After AIG’s revelations about junkets and outsize pay packages for executives who failed miserably at their jobs, the New York Times last week reported that the Federal Reserve Board will provide an additional $37.8 billion to AIG to help it deal with a rapidly dwindling supply of cash. It wasn’t until this morning’s news that New York Attorney General Andrew Cuomo demanded that AIG reign in corporate excesses (like multimillion severance packages to outgoing execs and junkets for top brass) that any official has put his or her foot down in the midst of the AIG bailout. AIG says it will comply with Cuomo’s demands – at last!
Where is the accountability? Where’s the outrage? It is no wonder that the hubris and arrogance of these corporate executives – whose incompetence led us to this situation – goes unchecked. Our regulatory authorities appear to be providing loans and other assistance with no strings attached.
You or I might expect AIG executives to be contrite, coming hat in hand to the House of Representatives, asking for forgiveness for their profligacy. Wrong. Robert Willumstad, CEO of AIG from 2005-8, said this: “Looking back on my time as CEO, I don’t believe AIG could have done anything different.”
My question is if the average working American’s dollars are being used to bail out poorly managed companies whose top execs grabbed millions, shouldn’t we expect some accountability?

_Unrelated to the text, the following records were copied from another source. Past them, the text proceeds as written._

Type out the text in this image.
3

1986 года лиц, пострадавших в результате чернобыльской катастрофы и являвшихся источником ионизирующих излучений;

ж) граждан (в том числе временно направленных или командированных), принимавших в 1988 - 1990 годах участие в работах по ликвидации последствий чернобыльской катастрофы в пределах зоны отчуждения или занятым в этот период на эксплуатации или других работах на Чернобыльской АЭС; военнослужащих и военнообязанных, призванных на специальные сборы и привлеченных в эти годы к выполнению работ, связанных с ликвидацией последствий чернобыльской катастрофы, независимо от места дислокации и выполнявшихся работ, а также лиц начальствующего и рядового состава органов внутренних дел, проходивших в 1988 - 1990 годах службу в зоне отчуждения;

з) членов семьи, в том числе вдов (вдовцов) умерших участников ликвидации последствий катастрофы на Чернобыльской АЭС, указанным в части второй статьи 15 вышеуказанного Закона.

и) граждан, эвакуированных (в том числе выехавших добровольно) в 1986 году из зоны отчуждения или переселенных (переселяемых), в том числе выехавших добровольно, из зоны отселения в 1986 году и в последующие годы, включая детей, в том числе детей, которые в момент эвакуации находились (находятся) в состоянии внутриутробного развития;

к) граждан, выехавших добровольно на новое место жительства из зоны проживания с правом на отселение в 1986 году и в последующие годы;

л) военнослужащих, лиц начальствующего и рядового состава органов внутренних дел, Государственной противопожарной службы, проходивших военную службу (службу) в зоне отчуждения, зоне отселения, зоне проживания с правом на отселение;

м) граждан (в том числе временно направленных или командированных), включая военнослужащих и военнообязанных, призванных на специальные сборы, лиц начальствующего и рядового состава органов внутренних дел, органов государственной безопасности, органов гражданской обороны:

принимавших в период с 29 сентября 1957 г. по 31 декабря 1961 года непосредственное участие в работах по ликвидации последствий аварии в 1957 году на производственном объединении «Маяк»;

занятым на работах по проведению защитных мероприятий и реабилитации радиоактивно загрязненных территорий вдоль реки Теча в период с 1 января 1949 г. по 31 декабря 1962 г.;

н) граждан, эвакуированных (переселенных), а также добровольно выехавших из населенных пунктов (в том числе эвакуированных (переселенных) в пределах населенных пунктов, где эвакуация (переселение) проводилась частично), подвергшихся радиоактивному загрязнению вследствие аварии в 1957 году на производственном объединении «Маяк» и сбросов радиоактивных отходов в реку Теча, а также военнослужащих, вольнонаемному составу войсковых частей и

A system that bails out companies like AIG – whose CEO earns $40 million in one year and pays $1 million a month to a consultant who helped drive the company into the ground – is rotten to the core and badly in need of reform.
The National Consumers League believes in regulation and legislation that will contain such outsize executive pay packages. Our friends abroad – in Europe and Australia – are generous with their corporate leadership but don’t begin to approach the absurd and indefensible salaries American companies pay ours – regardless of whether they succeed.
With unemployment rates higher than they have been in many years, it’s unconscionable to pay someone who has nearly destroyed a company a $1 million retainer. With more than 2 million homeowners likely facing disclosure, and states and cities across the country cutting benefits to our neediest citizens, if American consumers are going to bail out banks and insurance companies, we have a right to expect accountability, including an end to the excesses of the past.